En outre, la question financière n’est pas non plus un problème. Comme nous l’a dit notre interlocuteur, « les sociétés de conseil prennent 80 % de ce qu’elles facturent. Pour ma part, je demande 3 ou 4 fois moins et je prends 80 % ». Ainsi, il parvient à gagner en 9 mois ce qu’il serait parvenu à gagner en plus d’un an chez BCG.

De toute évidence, les consultants indépendants ont initialement représenté une faible menace pour les leaders du marché. La principale question qui demeure se formule ainsi : comment trouver des clients et concurrencer les sociétés bien établies ? Réponse : par le réseautage. Clara, consultante indépendante et ancienne consultante junior, a été très surprise de constater à quel point tout dépend de son réseau. Elle s’attendait à devoir attendre quelques mois avant de trouver son premier client, mais après un message posté sur LinkedIn dans lequel elle annonçait sa nouvelle carrière en indépendante, elle a reçu trois demandes exprimant de l’intérêt pour son profil en seulement 2 semaines.

Le monde du conseil en free-lance n’est pas seulement un long fleuve tranquille
Malgré toute la liberté et le prestige qu’offre le statut de consultant indépendant, de nombreux aspects viennent briser quelque peu le rêve. Travailler seul, c’est aussi passer à côté de la culture et du travail en équipe qui vont de pair avec le conseil permanent. De plus, de nombreux consultants indépendants risquent de se retrouver perdus, surtout au début de leur parcours, sans mentor ni manager pour les former et les guider dans leur stratégie, et sans les outils dont ils disposeraient à loisir au sein d’une entreprise.

D’autre part, le plus grand défi évoqué par les deux personnes interrogées est de faire face aux incertitudes et aux risques qui en découlent. La morale de l’histoire, aussi simple que cela puisse paraître, est que le conseil en free-lance n’est pas à prendre à la légère. Il faut une aversion considérable pour le risque, de l’autodiscipline et une grande tolérance à l’égard de l’incertitude.

[Rebondissement] Les sociétés de conseil en gestion sont le principal catalyseur de la réussite des futurs free-lances
Si beaucoup affirment qu’il n’y a pas ou peu d’obstacles à l’entrée sur ce marché, la valeur des grandes sociétés de conseil (du moins pour les consultants) est encore pratiquement irremplaçable.

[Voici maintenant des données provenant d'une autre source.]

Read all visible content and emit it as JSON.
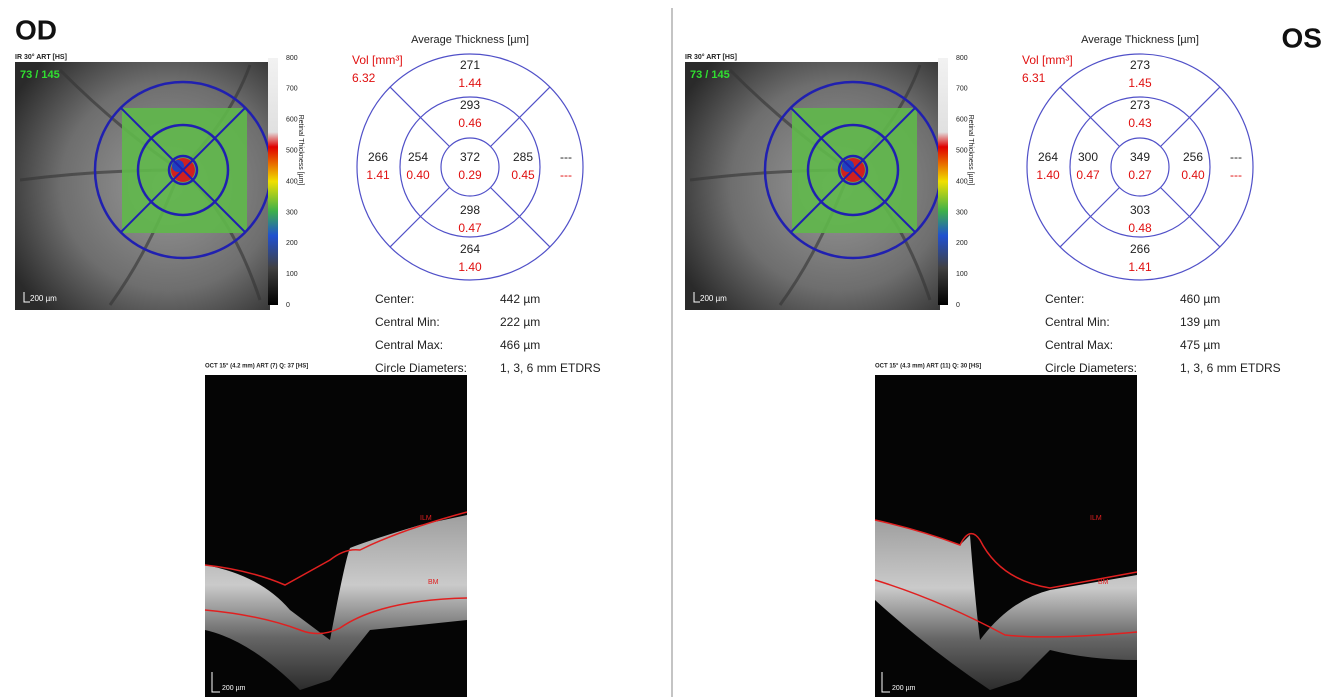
{
  "panels": [
    {
      "eye": "OD",
      "fundus": {
        "header": "IR 30° ART [HS]",
        "counter": "73 / 145",
        "scale": "200 µm"
      },
      "colorbar": {
        "title": "Retinal Thickness [µm]",
        "ticks": [
          "800",
          "700",
          "600",
          "500",
          "400",
          "300",
          "200",
          "100",
          "0"
        ]
      },
      "etdrs": {
        "title": "Average Thickness [µm]",
        "vol_label": "Vol [mm³]",
        "vol": "6.32",
        "sectors": [
          {
            "thickness": "372",
            "volume": "0.29"
          },
          {
            "thickness": "293",
            "volume": "0.46"
          },
          {
            "thickness": "254",
            "volume": "0.40"
          },
          {
            "thickness": "285",
            "volume": "0.45"
          },
          {
            "thickness": "298",
            "volume": "0.47"
          },
          {
            "thickness": "271",
            "volume": "1.44"
          },
          {
            "thickness": "266",
            "volume": "1.41"
          },
          {
            "thickness": "---",
            "volume": "---"
          },
          {
            "thickness": "264",
            "volume": "1.40"
          }
        ]
      },
      "stats": [
        {
          "label": "Center:",
          "value": "442 µm"
        },
        {
          "label": "Central Min:",
          "value": "222 µm"
        },
        {
          "label": "Central Max:",
          "value": "466 µm"
        },
        {
          "label": "Circle Diameters:",
          "value": "1, 3, 6 mm ETDRS"
        }
      ],
      "oct": {
        "header": "OCT 15° (4.2 mm) ART (7) Q: 37 [HS]",
        "ilm": "ILM",
        "bm": "BM",
        "scale": "200 µm"
      }
    },
    {
      "eye": "OS",
      "fundus": {
        "header": "IR 30° ART [HS]",
        "counter": "73 / 145",
        "scale": "200 µm"
      },
      "colorbar": {
        "title": "Retinal Thickness [µm]",
        "ticks": [
          "800",
          "700",
          "600",
          "500",
          "400",
          "300",
          "200",
          "100",
          "0"
        ]
      },
      "etdrs": {
        "title": "Average Thickness [µm]",
        "vol_label": "Vol [mm³]",
        "vol": "6.31",
        "sectors": [
          {
            "thickness": "349",
            "volume": "0.27"
          },
          {
            "thickness": "273",
            "volume": "0.43"
          },
          {
            "thickness": "300",
            "volume": "0.47"
          },
          {
            "thickness": "256",
            "volume": "0.40"
          },
          {
            "thickness": "303",
            "volume": "0.48"
          },
          {
            "thickness": "273",
            "volume": "1.45"
          },
          {
            "thickness": "264",
            "volume": "1.40"
          },
          {
            "thickness": "---",
            "volume": "---"
          },
          {
            "thickness": "266",
            "volume": "1.41"
          }
        ]
      },
      "stats": [
        {
          "label": "Center:",
          "value": "460 µm"
        },
        {
          "label": "Central Min:",
          "value": "139 µm"
        },
        {
          "label": "Central Max:",
          "value": "475 µm"
        },
        {
          "label": "Circle Diameters:",
          "value": "1, 3, 6 mm ETDRS"
        }
      ],
      "oct": {
        "header": "OCT 15° (4.3 mm) ART (11) Q: 30 [HS]",
        "ilm": "ILM",
        "bm": "BM",
        "scale": "200 µm"
      }
    }
  ]
}
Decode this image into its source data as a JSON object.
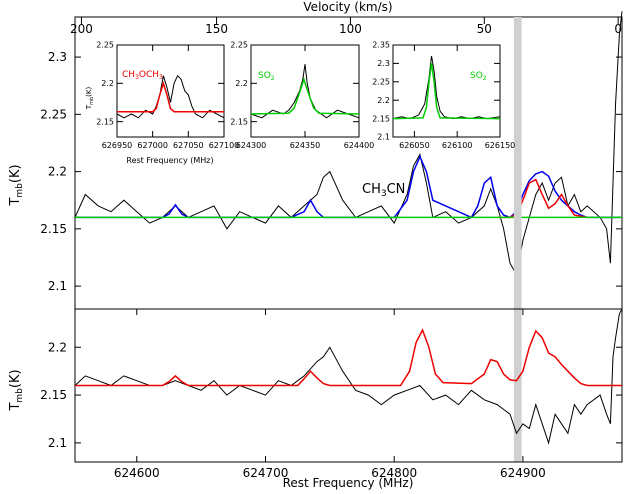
{
  "chart_data": [
    {
      "type": "line",
      "panel": "top",
      "xlabel_top": "Velocity (km/s)",
      "ylabel_main": "T",
      "ylabel_sub": "mb",
      "ylabel_unit": "(K)",
      "xlim": [
        624552,
        624977
      ],
      "ylim": [
        2.08,
        2.335
      ],
      "velocity_ticks": [
        "200",
        "150",
        "100",
        "50",
        "0"
      ],
      "velocity_tick_freqs": [
        624557,
        624662,
        624766,
        624870,
        624974
      ],
      "y_ticks": [
        2.1,
        2.15,
        2.2,
        2.25,
        2.3
      ],
      "y_tick_labels": [
        "2.1",
        "2.15",
        "2.2",
        "2.25",
        "2.3"
      ],
      "baseline": 2.16,
      "annotations": [
        {
          "text": "CH",
          "sub": "3",
          "text2": "CN",
          "x": 624815,
          "y": 2.215,
          "color": "#0000ee"
        }
      ],
      "series": [
        {
          "name": "observed",
          "color": "#000000",
          "x": [
            624552,
            624560,
            624570,
            624580,
            624590,
            624600,
            624610,
            624620,
            624630,
            624640,
            624650,
            624660,
            624670,
            624680,
            624690,
            624700,
            624710,
            624720,
            624730,
            624740,
            624745,
            624750,
            624760,
            624770,
            624780,
            624790,
            624800,
            624810,
            624815,
            624820,
            624825,
            624830,
            624840,
            624850,
            624860,
            624870,
            624875,
            624880,
            624885,
            624890,
            624895,
            624900,
            624905,
            624910,
            624915,
            624920,
            624925,
            624930,
            624935,
            624940,
            624945,
            624950,
            624960,
            624965,
            624968,
            624970,
            624972,
            624975,
            624977
          ],
          "y": [
            2.16,
            2.18,
            2.17,
            2.165,
            2.175,
            2.165,
            2.155,
            2.16,
            2.17,
            2.16,
            2.165,
            2.17,
            2.15,
            2.165,
            2.16,
            2.155,
            2.17,
            2.16,
            2.17,
            2.18,
            2.195,
            2.2,
            2.175,
            2.16,
            2.165,
            2.17,
            2.155,
            2.18,
            2.205,
            2.215,
            2.19,
            2.16,
            2.165,
            2.155,
            2.16,
            2.17,
            2.185,
            2.17,
            2.15,
            2.12,
            2.11,
            2.14,
            2.16,
            2.18,
            2.19,
            2.175,
            2.19,
            2.195,
            2.17,
            2.18,
            2.165,
            2.17,
            2.16,
            2.15,
            2.12,
            2.19,
            2.26,
            2.32,
            2.34
          ]
        },
        {
          "name": "",
          "color": "#0000ee",
          "x": [
            624552,
            624620,
            624625,
            624630,
            624635,
            624640,
            624720,
            624730,
            624735,
            624740,
            624745,
            624750,
            624800,
            624810,
            624815,
            624820,
            624825,
            624830,
            624860,
            624865,
            624870,
            624875,
            624880,
            624885,
            624890,
            624895,
            624900,
            624905,
            624910,
            624915,
            624920,
            624925,
            624930,
            624935,
            624940,
            624945,
            624950,
            624977
          ],
          "y": [
            2.16,
            2.16,
            2.163,
            2.171,
            2.163,
            2.16,
            2.16,
            2.165,
            2.175,
            2.165,
            2.16,
            2.16,
            2.16,
            2.175,
            2.2,
            2.213,
            2.2,
            2.175,
            2.16,
            2.17,
            2.19,
            2.195,
            2.17,
            2.162,
            2.16,
            2.165,
            2.18,
            2.192,
            2.198,
            2.2,
            2.196,
            2.183,
            2.175,
            2.17,
            2.165,
            2.162,
            2.16,
            2.16
          ]
        },
        {
          "name": "",
          "color": "#ee0000",
          "x": [
            624880,
            624890,
            624895,
            624900,
            624905,
            624910,
            624915,
            624920,
            624925,
            624930,
            624935,
            624940,
            624950
          ],
          "y": [
            2.16,
            2.16,
            2.163,
            2.175,
            2.19,
            2.193,
            2.18,
            2.168,
            2.172,
            2.18,
            2.17,
            2.162,
            2.16
          ]
        },
        {
          "name": "",
          "color": "#00cc00",
          "x": [
            624552,
            624977
          ],
          "y": [
            2.16,
            2.16
          ]
        }
      ]
    },
    {
      "type": "line",
      "panel": "bottom",
      "xlabel": "Rest Frequency (MHz)",
      "ylabel_main": "T",
      "ylabel_sub": "mb",
      "ylabel_unit": "(K)",
      "xlim": [
        624552,
        624977
      ],
      "ylim": [
        2.08,
        2.24
      ],
      "x_ticks": [
        624600,
        624700,
        624800,
        624900
      ],
      "x_tick_labels": [
        "624600",
        "624700",
        "624800",
        "624900"
      ],
      "y_ticks": [
        2.1,
        2.15,
        2.2
      ],
      "y_tick_labels": [
        "2.1",
        "2.15",
        "2.2"
      ],
      "shaded_band": [
        624893,
        624899
      ],
      "series": [
        {
          "name": "observed",
          "color": "#000000",
          "x": [
            624552,
            624560,
            624570,
            624580,
            624590,
            624600,
            624610,
            624620,
            624630,
            624640,
            624650,
            624660,
            624670,
            624680,
            624690,
            624700,
            624710,
            624720,
            624730,
            624740,
            624745,
            624750,
            624760,
            624770,
            624780,
            624790,
            624800,
            624810,
            624820,
            624830,
            624840,
            624850,
            624860,
            624870,
            624880,
            624885,
            624890,
            624895,
            624900,
            624905,
            624910,
            624915,
            624920,
            624925,
            624930,
            624935,
            624940,
            624945,
            624950,
            624960,
            624965,
            624968,
            624970,
            624972,
            624975,
            624977
          ],
          "y": [
            2.16,
            2.17,
            2.165,
            2.16,
            2.17,
            2.165,
            2.16,
            2.16,
            2.165,
            2.16,
            2.155,
            2.165,
            2.15,
            2.16,
            2.155,
            2.15,
            2.165,
            2.16,
            2.17,
            2.185,
            2.19,
            2.2,
            2.175,
            2.155,
            2.15,
            2.14,
            2.15,
            2.155,
            2.16,
            2.145,
            2.15,
            2.14,
            2.155,
            2.145,
            2.14,
            2.135,
            2.13,
            2.11,
            2.12,
            2.115,
            2.14,
            2.12,
            2.1,
            2.13,
            2.12,
            2.11,
            2.14,
            2.13,
            2.14,
            2.15,
            2.13,
            2.12,
            2.19,
            2.21,
            2.235,
            2.24
          ]
        },
        {
          "name": "",
          "color": "#ee0000",
          "x": [
            624552,
            624620,
            624625,
            624630,
            624635,
            624640,
            624725,
            624730,
            624735,
            624740,
            624745,
            624750,
            624805,
            624812,
            624817,
            624822,
            624827,
            624832,
            624838,
            624860,
            624870,
            624875,
            624880,
            624885,
            624890,
            624895,
            624900,
            624905,
            624910,
            624915,
            624920,
            624925,
            624930,
            624935,
            624940,
            624945,
            624950,
            624977
          ],
          "y": [
            2.16,
            2.16,
            2.164,
            2.17,
            2.164,
            2.16,
            2.16,
            2.167,
            2.175,
            2.168,
            2.162,
            2.16,
            2.16,
            2.175,
            2.205,
            2.218,
            2.2,
            2.172,
            2.163,
            2.162,
            2.172,
            2.187,
            2.185,
            2.172,
            2.166,
            2.165,
            2.175,
            2.2,
            2.217,
            2.21,
            2.194,
            2.19,
            2.182,
            2.175,
            2.168,
            2.162,
            2.16,
            2.16
          ]
        }
      ]
    },
    {
      "type": "line",
      "panel": "inset-1",
      "label": "CH",
      "label_sub1": "3",
      "label_mid": "OCH",
      "label_sub2": "3",
      "label_color": "#ee0000",
      "xlabel": "Rest Frequency (MHz)",
      "ylabel_main": "T",
      "ylabel_sub": "mb",
      "ylabel_unit": "(K)",
      "xlim": [
        626950,
        627100
      ],
      "ylim": [
        2.13,
        2.25
      ],
      "x_ticks": [
        626950,
        627000,
        627050,
        627100
      ],
      "x_tick_labels": [
        "626950",
        "627000",
        "627050",
        "627100"
      ],
      "y_ticks": [
        2.15,
        2.2,
        2.25
      ],
      "y_tick_labels": [
        "2.15",
        "2.2",
        "2.25"
      ],
      "series": [
        {
          "name": "observed",
          "color": "#000000",
          "x": [
            626950,
            626960,
            626970,
            626980,
            626990,
            627000,
            627005,
            627010,
            627015,
            627020,
            627025,
            627030,
            627035,
            627040,
            627045,
            627050,
            627055,
            627060,
            627070,
            627080,
            627090,
            627100
          ],
          "y": [
            2.16,
            2.155,
            2.16,
            2.155,
            2.165,
            2.16,
            2.17,
            2.185,
            2.21,
            2.195,
            2.175,
            2.2,
            2.21,
            2.205,
            2.19,
            2.185,
            2.17,
            2.16,
            2.155,
            2.165,
            2.16,
            2.155
          ]
        },
        {
          "name": "",
          "color": "#ee0000",
          "x": [
            626950,
            627000,
            627005,
            627010,
            627015,
            627020,
            627025,
            627030,
            627100
          ],
          "y": [
            2.163,
            2.163,
            2.167,
            2.185,
            2.2,
            2.185,
            2.167,
            2.163,
            2.163
          ]
        }
      ]
    },
    {
      "type": "line",
      "panel": "inset-2",
      "label": "SO",
      "label_sub1": "2",
      "label_mid": "",
      "label_sub2": "",
      "label_color": "#00cc00",
      "xlabel": "",
      "xlim": [
        624300,
        624400
      ],
      "ylim": [
        2.13,
        2.25
      ],
      "x_ticks": [
        624300,
        624350,
        624400
      ],
      "x_tick_labels": [
        "624300",
        "624350",
        "624400"
      ],
      "y_ticks": [
        2.15,
        2.2,
        2.25
      ],
      "y_tick_labels": [
        "2.15",
        "2.2",
        "2.25"
      ],
      "series": [
        {
          "name": "observed",
          "color": "#000000",
          "x": [
            624300,
            624310,
            624320,
            624330,
            624335,
            624340,
            624345,
            624348,
            624350,
            624352,
            624355,
            624360,
            624365,
            624370,
            624380,
            624390,
            624400
          ],
          "y": [
            2.16,
            2.155,
            2.165,
            2.16,
            2.165,
            2.175,
            2.19,
            2.205,
            2.225,
            2.2,
            2.18,
            2.165,
            2.16,
            2.155,
            2.165,
            2.16,
            2.155
          ]
        },
        {
          "name": "",
          "color": "#00cc00",
          "x": [
            624300,
            624335,
            624340,
            624345,
            624349,
            624353,
            624358,
            624363,
            624400
          ],
          "y": [
            2.16,
            2.161,
            2.168,
            2.188,
            2.205,
            2.188,
            2.168,
            2.161,
            2.16
          ]
        }
      ]
    },
    {
      "type": "line",
      "panel": "inset-3",
      "label": "SO",
      "label_sub1": "2",
      "label_mid": "",
      "label_sub2": "",
      "label_color": "#00cc00",
      "xlabel": "",
      "xlim": [
        626025,
        626150
      ],
      "ylim": [
        2.1,
        2.35
      ],
      "x_ticks": [
        626050,
        626100,
        626150
      ],
      "x_tick_labels": [
        "626050",
        "626100",
        "626150"
      ],
      "y_ticks": [
        2.1,
        2.15,
        2.2,
        2.25,
        2.3,
        2.35
      ],
      "y_tick_labels": [
        "2.1",
        "2.15",
        "2.2",
        "2.25",
        "2.3",
        "2.35"
      ],
      "series": [
        {
          "name": "observed",
          "color": "#000000",
          "x": [
            626025,
            626035,
            626045,
            626055,
            626062,
            626067,
            626070,
            626073,
            626076,
            626080,
            626085,
            626095,
            626105,
            626115,
            626125,
            626135,
            626150
          ],
          "y": [
            2.15,
            2.155,
            2.15,
            2.16,
            2.19,
            2.26,
            2.32,
            2.28,
            2.21,
            2.17,
            2.155,
            2.15,
            2.155,
            2.15,
            2.155,
            2.15,
            2.155
          ]
        },
        {
          "name": "",
          "color": "#00cc00",
          "x": [
            626025,
            626060,
            626064,
            626067,
            626070,
            626073,
            626076,
            626080,
            626150
          ],
          "y": [
            2.15,
            2.152,
            2.18,
            2.25,
            2.3,
            2.25,
            2.18,
            2.152,
            2.15
          ]
        }
      ]
    }
  ]
}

Comme l’explique Thomas, « les sociétés de conseil sont d’excellentes écoles». C’est BCG et son image de marque qui lui ont permis de s’épanouir plus tard en tant qu’indépendant, et il ne voit aucune autre alternative facile.

L’autre raison majeure pour laquelle les grandes sociétés de conseil ne représentent pas vraiment l’ennemi du conseil en free-lance est qu’elles répondent à des objectifs différents des clients. Si les free-lances conviennent parfaitement aux jeunes entreprises, car ils apportent un point de vue unique fondé sur leur expérience. Les grandes sociétés de conseil sont quant à elles plus adaptées aux missions de longue durée ou de grande envergure qui nécessitent d’importantes ressources humaines.

Le conseil en free-lance n’est pas l’avenir, mais « une grande partie de l’avenir »
Cela étant dit, les sociétés indépendantes ne remplaceront jamais totalement les grandes sociétés de conseil, mais une révolution va certainement bouleverser le monde du conseil en gestion, établi de longue date, en poussant ces sociétés à s’adapter et à changer leurs façons de travailler afin de coexister avec le nombre croissant de consultants indépendants.